Le plan contient cinq points, dont la demande d’une invitation à rejoindre l’OTAN et d’un soutien militaire accru, ainsi que trois annexes secrètes élaborées au cours des dernières semaines, après les rencontres du président ukrainien avec les principaux dirigeants des États-Unis, du Royaume-Uni, de la France, de l’Italie et de l’Allemagne.
Selon Volodymyr Zelensky, une partie de la proposition de Kiev consistait à établir un « ensemble de mesures de dissuasion stratégique non nucléaire » à l’intérieur de l’Ukraine pour se protéger contre les menaces de la Russie, mais il n’a fourni aucun détail sur ce que cela impliquerait.

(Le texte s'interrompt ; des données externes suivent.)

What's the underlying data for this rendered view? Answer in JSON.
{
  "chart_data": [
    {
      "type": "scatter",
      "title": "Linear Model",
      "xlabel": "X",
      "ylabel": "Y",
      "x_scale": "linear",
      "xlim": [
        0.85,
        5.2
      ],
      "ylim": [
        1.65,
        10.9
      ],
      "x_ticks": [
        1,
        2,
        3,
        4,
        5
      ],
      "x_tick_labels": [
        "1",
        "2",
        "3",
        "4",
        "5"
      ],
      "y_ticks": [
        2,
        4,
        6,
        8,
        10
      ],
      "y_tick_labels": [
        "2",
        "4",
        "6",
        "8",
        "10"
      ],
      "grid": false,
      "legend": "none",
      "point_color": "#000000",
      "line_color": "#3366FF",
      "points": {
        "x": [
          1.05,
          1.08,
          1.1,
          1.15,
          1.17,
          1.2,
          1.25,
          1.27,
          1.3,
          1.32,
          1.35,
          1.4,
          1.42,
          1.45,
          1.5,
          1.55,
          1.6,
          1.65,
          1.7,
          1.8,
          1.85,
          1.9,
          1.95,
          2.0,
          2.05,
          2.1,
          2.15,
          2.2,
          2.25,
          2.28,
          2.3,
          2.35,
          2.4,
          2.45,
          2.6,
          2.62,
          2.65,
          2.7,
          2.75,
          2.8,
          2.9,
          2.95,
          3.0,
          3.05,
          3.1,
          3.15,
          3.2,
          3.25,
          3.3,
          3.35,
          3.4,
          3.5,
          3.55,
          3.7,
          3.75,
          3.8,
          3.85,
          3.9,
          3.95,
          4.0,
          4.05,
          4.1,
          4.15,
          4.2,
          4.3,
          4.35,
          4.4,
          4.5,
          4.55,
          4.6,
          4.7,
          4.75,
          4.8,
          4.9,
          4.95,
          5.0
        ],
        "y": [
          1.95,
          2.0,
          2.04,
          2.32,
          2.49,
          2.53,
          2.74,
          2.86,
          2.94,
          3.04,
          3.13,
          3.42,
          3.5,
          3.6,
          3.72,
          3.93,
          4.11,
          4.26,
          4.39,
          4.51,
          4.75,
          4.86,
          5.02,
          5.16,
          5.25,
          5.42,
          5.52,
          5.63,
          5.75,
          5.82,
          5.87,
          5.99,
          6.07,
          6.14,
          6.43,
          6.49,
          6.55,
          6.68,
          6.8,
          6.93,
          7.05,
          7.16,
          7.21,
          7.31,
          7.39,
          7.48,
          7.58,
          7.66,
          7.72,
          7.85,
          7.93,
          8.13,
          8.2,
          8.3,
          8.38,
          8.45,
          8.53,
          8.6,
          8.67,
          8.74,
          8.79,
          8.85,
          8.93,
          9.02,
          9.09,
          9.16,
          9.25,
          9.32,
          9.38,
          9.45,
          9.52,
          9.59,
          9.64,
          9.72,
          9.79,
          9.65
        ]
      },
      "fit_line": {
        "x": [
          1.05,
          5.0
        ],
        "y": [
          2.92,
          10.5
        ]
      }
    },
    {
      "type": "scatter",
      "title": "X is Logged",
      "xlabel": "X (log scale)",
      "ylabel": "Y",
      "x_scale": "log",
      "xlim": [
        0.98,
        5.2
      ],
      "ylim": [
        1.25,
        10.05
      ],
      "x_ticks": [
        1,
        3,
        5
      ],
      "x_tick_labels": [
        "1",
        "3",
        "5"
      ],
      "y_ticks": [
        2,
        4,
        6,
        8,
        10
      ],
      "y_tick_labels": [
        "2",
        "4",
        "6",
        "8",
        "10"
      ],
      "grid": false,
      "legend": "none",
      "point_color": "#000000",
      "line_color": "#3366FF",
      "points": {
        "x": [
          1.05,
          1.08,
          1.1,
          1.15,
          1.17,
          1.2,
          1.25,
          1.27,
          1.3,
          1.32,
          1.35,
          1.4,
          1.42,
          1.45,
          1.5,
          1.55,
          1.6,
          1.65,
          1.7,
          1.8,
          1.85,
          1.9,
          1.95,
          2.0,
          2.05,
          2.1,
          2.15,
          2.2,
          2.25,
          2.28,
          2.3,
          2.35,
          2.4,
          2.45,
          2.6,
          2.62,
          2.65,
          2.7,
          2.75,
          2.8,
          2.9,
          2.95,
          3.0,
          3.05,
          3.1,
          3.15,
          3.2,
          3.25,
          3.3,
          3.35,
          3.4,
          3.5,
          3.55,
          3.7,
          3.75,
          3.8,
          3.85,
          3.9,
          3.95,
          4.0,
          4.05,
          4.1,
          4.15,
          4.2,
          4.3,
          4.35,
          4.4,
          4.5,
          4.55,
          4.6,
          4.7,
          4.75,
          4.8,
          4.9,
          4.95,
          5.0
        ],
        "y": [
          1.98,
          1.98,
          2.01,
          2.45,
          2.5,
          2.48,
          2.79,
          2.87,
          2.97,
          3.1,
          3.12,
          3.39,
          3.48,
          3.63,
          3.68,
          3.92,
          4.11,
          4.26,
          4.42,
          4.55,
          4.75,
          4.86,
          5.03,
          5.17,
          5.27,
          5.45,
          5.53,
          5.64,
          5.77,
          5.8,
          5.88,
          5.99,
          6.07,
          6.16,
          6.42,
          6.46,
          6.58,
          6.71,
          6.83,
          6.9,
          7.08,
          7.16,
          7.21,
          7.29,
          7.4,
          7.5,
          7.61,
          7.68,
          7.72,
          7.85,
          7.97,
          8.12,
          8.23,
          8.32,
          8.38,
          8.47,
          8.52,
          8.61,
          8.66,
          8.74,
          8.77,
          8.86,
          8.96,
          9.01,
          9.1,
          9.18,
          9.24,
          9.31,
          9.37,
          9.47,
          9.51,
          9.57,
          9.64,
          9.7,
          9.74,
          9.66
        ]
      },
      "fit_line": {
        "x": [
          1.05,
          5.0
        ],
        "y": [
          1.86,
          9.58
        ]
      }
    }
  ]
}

En échange, les pays occidentaux joueraient un rôle dans le développement des ressources minérales naturelles de l’Ukraine à l’avenir, tandis que des troupes ukrainiennes pourraient remplacer certaines parties des forces américaines stationnées en Europe.
Les responsables ukrainiens ont déclaré en privé — et de plus en plus publiquement — que Kiev avait reçu suffisamment de soutien pour ne pas perdre, mais pas assez pour gagner.
Si les alliés occidentaux de Kiev ont renouvelé au cours des derniers mois leurs promesses d’intensifier leur soutien militaire et financier pour l’hiver, aucun dirigeant n’a jusqu’à présent approuvé publiquement les plans du président ukrainien.
Le mois dernier, des responsables américains et européens avaient exprimé leur inquiétude quant au fait que ce plan n’était rien d’autre qu’une reformulation de demandes antérieures pour la même aide militaire et la levée des restrictions sur l’utilisation de missiles occidentaux à longue portée pour des frappes à l’intérieur de la Russie.
Les dirigeants européens devraient également discuter du prêt de 35 milliards d’euros accordé par l’UE à l’Ukraine et des « efforts d’hivernage » pour aider l’Ukraine à faire face aux prochains mois qui seront difficiles puisque plus de la moitié de ses infrastructures énergétiques a été détruite.
Toutefois, le vent semble être en train de tourner sur les deux rives de l’Atlantique.
« Nous nous attendons à ce que les discussions sur la nécessité pour l’Ukraine d’entamer des négociations de paix augmentent dans les prochaines semaines », avait confié un diplomate européen à Euractiv en marge de l’Assemblée générale de l’ONU le mois dernier.
Au cours des derniers mois, la Hongrie a d’ailleurs affirmé à plusieurs reprises qu’elle s’attendait à un tournant rapide vers les négociations de paix si l’ancien président républicain américain Donald Trump était réélu à la Maison-Blanche le mois prochain.
« Nous entendons le mot “négociations” de la part de nos partenaires et le mot “justice” beaucoup moins souvent. L’Ukraine est ouverte à la diplomatie, mais à une [diplomatie] honnête », a déclaré Volodymyr Zelensky aux législateurs ukrainiens lors de la présentation de son plan mercredi.
Certains diplomates de l’UE se sont fait l’écho de ces préoccupations depuis lors.
« Les “plans de paix” qui ne répondent pas aux exigences de l’Ukraine sont simplement des demandes de capitulation et n’aboutiraient jamais à une paix juste et durable », a averti le ministre lituanien des Affaires étrangères, Gabrielius Landsbergis, alors que les ministres des Affaires étrangères de l’UE se réunissaient pour discuter de la question en début de semaine.
« Nous verrons ce qui ressortira des élections présidentielles américaines en novembre, mais ce qui devient de plus en plus clair, c’est que nous n’avons pas réussi à nous engager à la défaite de la Russie », selon un second diplomate de l’UE.